Figure 2. Murine pancreatic cancer MHCII predicted neoantigens are immunogenic in non–tumor-bearing mice.

(A) Pipeline to identify predicted MHCII restricted neoantigens that stimulate a CD4⁺ T cell response in vivo. (B) Non–tumor bearing C57BL/6 mice were vaccinated with 20 mer SLPs predicted to bind to H2-IA^b on days 0 and 7 (n = 3). Splenocytes from vaccinated mice were pooled on day 14, and CD4⁺ T cells were isolated using magnetic bead negative isolation kits.
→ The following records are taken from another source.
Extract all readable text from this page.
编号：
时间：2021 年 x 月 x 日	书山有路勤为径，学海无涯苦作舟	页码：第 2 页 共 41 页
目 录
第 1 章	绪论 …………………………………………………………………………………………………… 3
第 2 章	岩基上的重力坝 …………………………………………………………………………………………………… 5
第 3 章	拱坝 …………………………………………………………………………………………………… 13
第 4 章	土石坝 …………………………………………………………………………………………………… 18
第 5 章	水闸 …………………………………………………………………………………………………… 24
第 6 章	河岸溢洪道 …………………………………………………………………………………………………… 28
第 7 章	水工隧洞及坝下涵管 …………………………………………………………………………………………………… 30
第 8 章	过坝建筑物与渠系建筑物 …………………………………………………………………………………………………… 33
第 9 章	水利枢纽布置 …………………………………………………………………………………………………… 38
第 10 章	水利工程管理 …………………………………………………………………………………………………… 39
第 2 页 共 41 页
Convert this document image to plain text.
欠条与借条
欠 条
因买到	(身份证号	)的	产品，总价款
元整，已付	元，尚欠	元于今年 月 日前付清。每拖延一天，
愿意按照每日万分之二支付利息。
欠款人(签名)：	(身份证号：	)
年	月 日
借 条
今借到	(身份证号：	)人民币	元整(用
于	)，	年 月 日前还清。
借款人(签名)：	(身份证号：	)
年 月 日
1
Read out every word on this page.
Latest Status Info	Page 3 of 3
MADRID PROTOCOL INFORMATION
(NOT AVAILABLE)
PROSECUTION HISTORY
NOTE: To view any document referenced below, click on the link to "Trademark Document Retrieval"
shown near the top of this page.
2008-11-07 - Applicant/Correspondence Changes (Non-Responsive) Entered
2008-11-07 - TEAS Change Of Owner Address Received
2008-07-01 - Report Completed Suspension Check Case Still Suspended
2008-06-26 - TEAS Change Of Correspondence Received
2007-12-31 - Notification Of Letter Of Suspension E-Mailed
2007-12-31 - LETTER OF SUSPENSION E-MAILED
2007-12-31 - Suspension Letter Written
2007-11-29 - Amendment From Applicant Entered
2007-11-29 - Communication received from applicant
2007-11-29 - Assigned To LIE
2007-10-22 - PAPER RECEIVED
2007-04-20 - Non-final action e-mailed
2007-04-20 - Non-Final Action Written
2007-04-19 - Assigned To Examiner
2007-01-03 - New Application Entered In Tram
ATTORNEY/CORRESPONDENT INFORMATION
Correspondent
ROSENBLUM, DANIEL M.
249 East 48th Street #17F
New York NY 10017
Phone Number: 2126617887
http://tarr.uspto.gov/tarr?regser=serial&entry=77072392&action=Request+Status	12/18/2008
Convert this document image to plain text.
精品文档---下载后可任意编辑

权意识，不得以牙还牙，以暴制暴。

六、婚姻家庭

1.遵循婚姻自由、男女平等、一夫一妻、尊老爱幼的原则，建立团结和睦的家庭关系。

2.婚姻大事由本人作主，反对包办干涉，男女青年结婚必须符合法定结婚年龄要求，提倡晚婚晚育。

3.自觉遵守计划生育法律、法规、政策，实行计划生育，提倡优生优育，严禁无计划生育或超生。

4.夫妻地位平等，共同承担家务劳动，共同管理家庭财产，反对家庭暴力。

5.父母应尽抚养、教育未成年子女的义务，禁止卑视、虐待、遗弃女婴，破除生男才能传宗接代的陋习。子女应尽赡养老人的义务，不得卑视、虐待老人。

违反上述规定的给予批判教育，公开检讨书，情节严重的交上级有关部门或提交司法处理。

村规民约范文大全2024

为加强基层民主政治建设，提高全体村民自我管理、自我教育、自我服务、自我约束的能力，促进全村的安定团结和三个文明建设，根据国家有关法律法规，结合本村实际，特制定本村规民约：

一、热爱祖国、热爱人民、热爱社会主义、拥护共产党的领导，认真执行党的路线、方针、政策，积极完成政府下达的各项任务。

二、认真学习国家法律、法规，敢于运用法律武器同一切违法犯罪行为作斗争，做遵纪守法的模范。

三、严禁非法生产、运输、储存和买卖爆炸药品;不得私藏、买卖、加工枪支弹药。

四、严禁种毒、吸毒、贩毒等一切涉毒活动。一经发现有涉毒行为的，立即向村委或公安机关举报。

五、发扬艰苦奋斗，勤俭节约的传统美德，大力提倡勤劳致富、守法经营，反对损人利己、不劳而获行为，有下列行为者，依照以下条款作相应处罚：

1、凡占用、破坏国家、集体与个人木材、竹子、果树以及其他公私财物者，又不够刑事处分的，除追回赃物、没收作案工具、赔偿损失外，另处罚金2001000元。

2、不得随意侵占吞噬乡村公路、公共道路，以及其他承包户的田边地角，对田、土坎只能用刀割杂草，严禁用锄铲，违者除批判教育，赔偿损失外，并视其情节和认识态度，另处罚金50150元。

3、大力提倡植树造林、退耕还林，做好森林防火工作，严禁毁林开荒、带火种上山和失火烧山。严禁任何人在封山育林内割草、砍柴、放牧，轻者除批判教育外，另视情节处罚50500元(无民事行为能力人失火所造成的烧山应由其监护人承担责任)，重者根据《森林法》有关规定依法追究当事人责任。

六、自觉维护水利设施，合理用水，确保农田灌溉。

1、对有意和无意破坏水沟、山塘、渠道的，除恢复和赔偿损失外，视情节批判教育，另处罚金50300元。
Isolated CD4⁺ T cells were cocultured overnight at a 1:1 ratio with I-A^b–expressing T-2 APCs pulsed with MHCII-specific peptides in an IFN-γ capture plate and assessed for reactivity by ELISpot the following day. The 20 mer neoepitopes that produced a significant immune response in the CD4 vaccinated group over the untreated group are displayed. Symbols represent technical replicates. To confirm CD4 and CD8 T cell specificity to each peptide, non–tumor-bearing C57BL/6 mice were vaccinated with PancVAX2 on days 0 and 7 (n = 4). (C and D) Splenocytes from vaccinated mice were isolated and pooled on day 14, and CD4⁺ and CD8⁺ T cells were separately sorted using magnetic bead negative isolation kits and cocultured overnight at a 1:1 ratio with matured murine BMDCs that had been pulsed with 5 μg/mL MHCI-specific (C) or MHCII-specific (D) peptides in an IFN-γ capture plate and assessed for reactivity by ELISpot the following day. Data are shown as mean ± SD. Significance was calculated by 2-way ANOVA followed by Sidak’s multiple-comparison test. *P ≤ 0.05, **P ≤ 0.01,****P ≤ 0.0001. Significance values for CD8 T cell cultures (black asterisks) and CD4 T cell cultures (blue asterisks) are shown.